Россия же, став царством, сразу же поняла свою роль в мировой истории, свою вселенскую миссию. Иоанн Грозный, отвечая Антонио Поссевину, что «наша вера христианская, а не греческая» подчеркивал, тем самым, что Русь не наследница эллинской национальной идеи, а держатель, выпавшего из рук греков, православного царства.
Постановка имперской идеи несовместима с местечковым национализмом и  сепаратизмом. Это и осознал Иоанн Васильевич, про которого Карамзин сказал: «В слоге его есть живость, в диалектике сила». И эта диалектика вела русского царя неуклонно к исполнению своей великой задачи, которую до него пытались выполнить два великих Рима. Первые 14 лет своего царствования и решал её, не искажая русский путь.  Но закончилось, к сожалению, печально. Царица Анастасия была отравлена (сегодня это уже научно доказано), и Иван в своих помощниках по царствованию увидел не друзей, но врагов. Начинаются казни, в которых порой, нет совершенно никакой логики. Царь утверждает опричнину. Многие в этом факте усматривают рабскую психологию русского человека. Это неверно. Читайте внимательно лермонтовскую «Песню про купца Калашникова». Ни тени рабства, только достоинство, и в жизни, и в смерти. Искажения царя, в принципе, уже не могли изменить облика Святой Руси. Народное сознание стало окончательно христианским. И если ранее князь вел свой народ в Храм Божий, то теперь народ заставлял царя не забывать о Высшем Суде. Ибо этот Суд наказывает отступников вселенской идеи. Господь вел царя от победы к победе: взяты Казань и Астрахань, разбита Ливония, но стоило царю и его окружению впасть в нечестивое «иродство», как потерпели поражение под Полоцком, сама Москва была взята крымским ханом Девлет-Гиреем и сожжена. И только осознание перекоса, приведшее к отмене опричнины, стало приносить свои плоды. В 1572 году на реке Лопасне русские дружины наголову разгромили крымских татар и положили конец мусульманскому напору. В тяжкую годину понимали, кто истинный Царь и Спаситель. Ему исповедовались, Ему причащались, перед Ним проходили путь покаяния. Спасительным Хлебом Христовым держалась Русь даже тогда, когда Иоанн Грозный впадал в жуткие прегрешения, когда личное стал ставить выше Божьего Суда. Для того чтобы выдержать страшные чудачества Грозного, «нужно было внушение свыше <…> нужны не умствования человеческие, но откровения свыше, и душа, с благодарностью принимающая откровение» (Свт. Иоанн Златоуст).
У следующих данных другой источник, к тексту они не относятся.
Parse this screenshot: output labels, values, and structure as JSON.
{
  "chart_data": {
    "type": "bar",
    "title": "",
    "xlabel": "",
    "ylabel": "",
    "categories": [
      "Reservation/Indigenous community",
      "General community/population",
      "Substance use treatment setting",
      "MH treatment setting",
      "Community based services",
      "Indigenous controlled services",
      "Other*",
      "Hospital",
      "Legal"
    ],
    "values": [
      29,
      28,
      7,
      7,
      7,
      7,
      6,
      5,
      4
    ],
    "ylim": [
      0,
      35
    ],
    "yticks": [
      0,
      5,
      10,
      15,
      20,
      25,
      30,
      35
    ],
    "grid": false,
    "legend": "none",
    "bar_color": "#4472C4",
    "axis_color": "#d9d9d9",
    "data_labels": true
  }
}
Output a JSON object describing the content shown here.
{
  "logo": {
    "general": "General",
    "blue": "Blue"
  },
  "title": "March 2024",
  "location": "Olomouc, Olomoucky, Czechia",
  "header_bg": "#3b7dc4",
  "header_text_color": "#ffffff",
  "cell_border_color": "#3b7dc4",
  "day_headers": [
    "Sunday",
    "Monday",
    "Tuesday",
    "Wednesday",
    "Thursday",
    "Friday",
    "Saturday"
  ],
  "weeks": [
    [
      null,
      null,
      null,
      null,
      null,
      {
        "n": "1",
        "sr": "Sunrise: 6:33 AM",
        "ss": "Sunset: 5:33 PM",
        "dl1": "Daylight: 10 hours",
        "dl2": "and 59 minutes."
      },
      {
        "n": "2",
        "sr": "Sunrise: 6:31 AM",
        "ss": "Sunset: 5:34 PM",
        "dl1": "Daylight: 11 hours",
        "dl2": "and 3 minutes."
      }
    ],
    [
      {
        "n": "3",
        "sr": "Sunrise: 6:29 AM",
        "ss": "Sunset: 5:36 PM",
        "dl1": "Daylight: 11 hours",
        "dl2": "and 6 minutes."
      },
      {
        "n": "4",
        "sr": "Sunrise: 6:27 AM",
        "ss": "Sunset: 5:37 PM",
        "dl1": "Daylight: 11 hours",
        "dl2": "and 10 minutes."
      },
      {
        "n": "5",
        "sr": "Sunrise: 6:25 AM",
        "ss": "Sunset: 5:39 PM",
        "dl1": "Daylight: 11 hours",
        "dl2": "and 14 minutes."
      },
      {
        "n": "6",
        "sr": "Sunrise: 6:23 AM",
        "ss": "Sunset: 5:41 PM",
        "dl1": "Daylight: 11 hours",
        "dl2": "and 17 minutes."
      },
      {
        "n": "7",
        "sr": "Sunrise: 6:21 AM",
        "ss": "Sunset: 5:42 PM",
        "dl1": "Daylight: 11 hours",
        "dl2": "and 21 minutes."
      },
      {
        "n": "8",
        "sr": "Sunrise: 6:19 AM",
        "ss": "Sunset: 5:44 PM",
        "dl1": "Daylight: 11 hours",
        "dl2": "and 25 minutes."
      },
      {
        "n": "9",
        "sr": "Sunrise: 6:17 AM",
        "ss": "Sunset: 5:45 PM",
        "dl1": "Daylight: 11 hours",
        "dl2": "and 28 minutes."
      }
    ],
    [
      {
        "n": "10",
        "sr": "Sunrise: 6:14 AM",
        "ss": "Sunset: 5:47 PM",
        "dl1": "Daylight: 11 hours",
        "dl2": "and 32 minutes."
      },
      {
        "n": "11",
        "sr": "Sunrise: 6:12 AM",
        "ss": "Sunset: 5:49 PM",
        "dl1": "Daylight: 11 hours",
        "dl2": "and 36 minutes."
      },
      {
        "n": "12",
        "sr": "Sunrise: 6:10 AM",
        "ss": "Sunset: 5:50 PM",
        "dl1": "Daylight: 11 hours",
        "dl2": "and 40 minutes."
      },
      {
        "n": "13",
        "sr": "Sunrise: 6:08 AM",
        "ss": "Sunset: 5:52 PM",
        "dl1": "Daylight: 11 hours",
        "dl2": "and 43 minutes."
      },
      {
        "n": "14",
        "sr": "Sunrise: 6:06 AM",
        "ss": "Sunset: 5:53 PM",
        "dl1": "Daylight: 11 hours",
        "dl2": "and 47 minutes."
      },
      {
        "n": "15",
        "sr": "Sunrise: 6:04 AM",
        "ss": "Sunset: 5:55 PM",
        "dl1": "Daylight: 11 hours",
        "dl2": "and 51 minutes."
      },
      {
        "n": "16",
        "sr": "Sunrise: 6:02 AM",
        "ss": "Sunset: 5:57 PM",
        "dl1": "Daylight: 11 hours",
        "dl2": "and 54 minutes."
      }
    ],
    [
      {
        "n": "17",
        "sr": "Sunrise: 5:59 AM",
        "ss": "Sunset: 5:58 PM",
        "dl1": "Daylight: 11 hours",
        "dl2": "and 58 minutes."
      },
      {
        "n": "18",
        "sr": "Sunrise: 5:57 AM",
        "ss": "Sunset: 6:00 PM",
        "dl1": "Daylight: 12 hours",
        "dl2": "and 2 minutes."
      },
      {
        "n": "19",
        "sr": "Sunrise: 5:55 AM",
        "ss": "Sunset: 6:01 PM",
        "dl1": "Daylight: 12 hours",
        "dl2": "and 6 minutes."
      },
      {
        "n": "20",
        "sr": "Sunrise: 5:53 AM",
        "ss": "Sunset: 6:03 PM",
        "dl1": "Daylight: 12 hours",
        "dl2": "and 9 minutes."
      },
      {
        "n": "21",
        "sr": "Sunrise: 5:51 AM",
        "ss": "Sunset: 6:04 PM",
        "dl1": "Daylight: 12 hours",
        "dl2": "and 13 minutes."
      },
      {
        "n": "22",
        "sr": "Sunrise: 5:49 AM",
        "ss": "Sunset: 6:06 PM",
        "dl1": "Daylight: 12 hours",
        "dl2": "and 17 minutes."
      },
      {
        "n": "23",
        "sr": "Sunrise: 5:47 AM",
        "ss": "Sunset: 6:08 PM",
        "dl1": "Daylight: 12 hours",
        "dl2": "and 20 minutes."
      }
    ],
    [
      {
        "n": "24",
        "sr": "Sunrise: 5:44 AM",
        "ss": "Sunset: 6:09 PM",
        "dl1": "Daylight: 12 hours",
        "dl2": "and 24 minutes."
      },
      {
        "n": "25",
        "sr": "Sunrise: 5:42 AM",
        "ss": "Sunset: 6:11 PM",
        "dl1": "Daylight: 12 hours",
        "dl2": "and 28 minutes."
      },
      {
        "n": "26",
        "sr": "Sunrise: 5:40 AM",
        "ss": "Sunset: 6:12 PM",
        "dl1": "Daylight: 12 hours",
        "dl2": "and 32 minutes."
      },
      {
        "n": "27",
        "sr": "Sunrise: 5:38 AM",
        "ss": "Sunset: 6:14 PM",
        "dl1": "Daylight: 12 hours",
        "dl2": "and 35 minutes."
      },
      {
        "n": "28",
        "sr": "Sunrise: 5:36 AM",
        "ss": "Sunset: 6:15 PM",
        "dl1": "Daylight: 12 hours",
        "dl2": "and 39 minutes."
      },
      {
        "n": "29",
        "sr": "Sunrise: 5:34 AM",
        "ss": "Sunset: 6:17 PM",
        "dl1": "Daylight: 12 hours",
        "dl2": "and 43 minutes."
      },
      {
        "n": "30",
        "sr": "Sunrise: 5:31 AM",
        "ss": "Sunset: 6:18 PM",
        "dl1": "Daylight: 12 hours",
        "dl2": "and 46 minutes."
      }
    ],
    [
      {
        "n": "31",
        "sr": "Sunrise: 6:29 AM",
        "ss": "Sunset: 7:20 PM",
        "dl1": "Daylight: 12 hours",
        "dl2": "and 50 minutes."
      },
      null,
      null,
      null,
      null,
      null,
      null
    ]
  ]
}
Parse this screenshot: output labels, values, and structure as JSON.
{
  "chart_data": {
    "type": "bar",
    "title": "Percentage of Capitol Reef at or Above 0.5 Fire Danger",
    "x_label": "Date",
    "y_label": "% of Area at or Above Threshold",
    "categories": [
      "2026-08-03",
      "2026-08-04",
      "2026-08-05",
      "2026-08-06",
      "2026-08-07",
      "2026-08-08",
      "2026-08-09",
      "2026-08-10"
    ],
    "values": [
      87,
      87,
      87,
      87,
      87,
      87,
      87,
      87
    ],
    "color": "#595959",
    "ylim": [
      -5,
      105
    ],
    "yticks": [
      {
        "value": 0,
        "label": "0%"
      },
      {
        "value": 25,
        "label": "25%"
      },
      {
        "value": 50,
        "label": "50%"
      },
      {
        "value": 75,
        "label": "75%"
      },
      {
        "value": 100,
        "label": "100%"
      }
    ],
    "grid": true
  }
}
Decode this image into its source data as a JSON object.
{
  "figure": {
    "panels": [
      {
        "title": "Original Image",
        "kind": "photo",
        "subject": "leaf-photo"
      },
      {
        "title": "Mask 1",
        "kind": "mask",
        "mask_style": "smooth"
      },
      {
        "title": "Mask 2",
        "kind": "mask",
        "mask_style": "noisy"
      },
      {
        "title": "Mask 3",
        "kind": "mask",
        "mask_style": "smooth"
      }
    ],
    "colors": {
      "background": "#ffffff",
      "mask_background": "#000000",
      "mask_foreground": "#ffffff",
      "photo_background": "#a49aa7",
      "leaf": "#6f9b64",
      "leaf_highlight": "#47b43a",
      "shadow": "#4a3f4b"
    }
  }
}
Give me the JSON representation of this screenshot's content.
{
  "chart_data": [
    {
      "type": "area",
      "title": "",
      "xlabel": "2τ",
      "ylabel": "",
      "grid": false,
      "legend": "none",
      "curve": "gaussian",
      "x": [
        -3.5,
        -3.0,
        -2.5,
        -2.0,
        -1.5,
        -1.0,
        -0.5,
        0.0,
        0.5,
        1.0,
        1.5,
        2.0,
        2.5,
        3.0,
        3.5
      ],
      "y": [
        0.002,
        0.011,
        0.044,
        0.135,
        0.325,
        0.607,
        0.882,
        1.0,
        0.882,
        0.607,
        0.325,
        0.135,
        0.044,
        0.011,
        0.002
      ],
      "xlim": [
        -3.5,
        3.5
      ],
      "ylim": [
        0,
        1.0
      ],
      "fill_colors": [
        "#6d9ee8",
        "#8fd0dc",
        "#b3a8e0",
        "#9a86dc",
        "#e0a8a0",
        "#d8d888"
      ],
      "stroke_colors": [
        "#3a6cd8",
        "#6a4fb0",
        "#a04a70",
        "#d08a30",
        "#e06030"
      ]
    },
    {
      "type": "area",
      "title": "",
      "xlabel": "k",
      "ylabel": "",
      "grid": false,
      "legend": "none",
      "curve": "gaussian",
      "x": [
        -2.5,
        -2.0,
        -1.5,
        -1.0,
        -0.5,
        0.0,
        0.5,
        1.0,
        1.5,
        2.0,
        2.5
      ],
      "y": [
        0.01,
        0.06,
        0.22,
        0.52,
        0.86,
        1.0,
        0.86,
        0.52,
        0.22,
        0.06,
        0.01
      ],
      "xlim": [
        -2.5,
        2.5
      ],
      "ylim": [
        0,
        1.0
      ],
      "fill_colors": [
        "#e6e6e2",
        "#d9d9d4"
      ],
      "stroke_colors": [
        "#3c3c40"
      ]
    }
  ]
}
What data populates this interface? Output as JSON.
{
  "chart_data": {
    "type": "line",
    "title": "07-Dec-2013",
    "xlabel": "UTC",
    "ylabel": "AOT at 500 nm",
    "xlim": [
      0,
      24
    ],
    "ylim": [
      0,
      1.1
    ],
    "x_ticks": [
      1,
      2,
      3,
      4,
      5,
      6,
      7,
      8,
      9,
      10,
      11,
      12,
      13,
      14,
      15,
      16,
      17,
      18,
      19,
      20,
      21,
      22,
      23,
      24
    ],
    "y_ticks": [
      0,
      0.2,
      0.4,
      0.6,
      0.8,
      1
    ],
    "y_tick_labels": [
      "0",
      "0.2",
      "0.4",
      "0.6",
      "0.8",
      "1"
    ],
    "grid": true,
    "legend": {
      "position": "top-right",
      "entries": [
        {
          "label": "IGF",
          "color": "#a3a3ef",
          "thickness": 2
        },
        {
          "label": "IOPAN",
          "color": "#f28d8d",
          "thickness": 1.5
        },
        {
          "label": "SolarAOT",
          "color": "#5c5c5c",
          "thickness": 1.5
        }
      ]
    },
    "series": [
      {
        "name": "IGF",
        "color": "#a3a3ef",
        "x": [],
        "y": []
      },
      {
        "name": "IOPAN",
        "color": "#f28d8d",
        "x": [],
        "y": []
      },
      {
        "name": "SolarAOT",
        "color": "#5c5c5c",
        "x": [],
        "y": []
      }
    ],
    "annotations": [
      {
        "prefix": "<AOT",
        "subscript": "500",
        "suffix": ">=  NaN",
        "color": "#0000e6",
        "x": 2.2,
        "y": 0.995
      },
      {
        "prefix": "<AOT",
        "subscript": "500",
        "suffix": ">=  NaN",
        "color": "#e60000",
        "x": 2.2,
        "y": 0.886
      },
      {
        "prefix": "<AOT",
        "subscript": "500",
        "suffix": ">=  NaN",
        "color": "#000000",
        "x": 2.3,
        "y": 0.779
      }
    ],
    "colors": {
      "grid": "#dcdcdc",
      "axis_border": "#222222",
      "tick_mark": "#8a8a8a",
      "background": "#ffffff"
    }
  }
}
Русь в основе своей имела нравственный авторитет своих святых и блаженных. И не царь идеал Святой Руси, но Царство, наполненное святостью. Самый большой Храм на Московской Руси Собор Василия Блаженного Христа ради юродивого. Сей святой становится нравственным идеалом русского человека, в нем, продолжателе традиций исихазма, ищет опору и поддержку. Именно блаженные и святые заставляют сильных мира сего вспоминать о забытом милосердии и христианской совести. Кто не помнит знаменитого псковского юродивого, остановившего расправу Грозного царя над городом. Остановившего евангельским словами и поступком. Нет, он не бросался в ноги царю, но с гневной кротостью вручил царю сырое мясо с предложением есть. Царь отказался, ибо шел Рождественский пост. Зато человеков ешь, сказал юродивый. Иоанн смутился и прекратил свой кровавый пир. Вот это смущение возможно только в царе-христианине, пусть даже и очень грешном. Не человеческое, несмотря ни на что, магистральное в нем, но Божественное.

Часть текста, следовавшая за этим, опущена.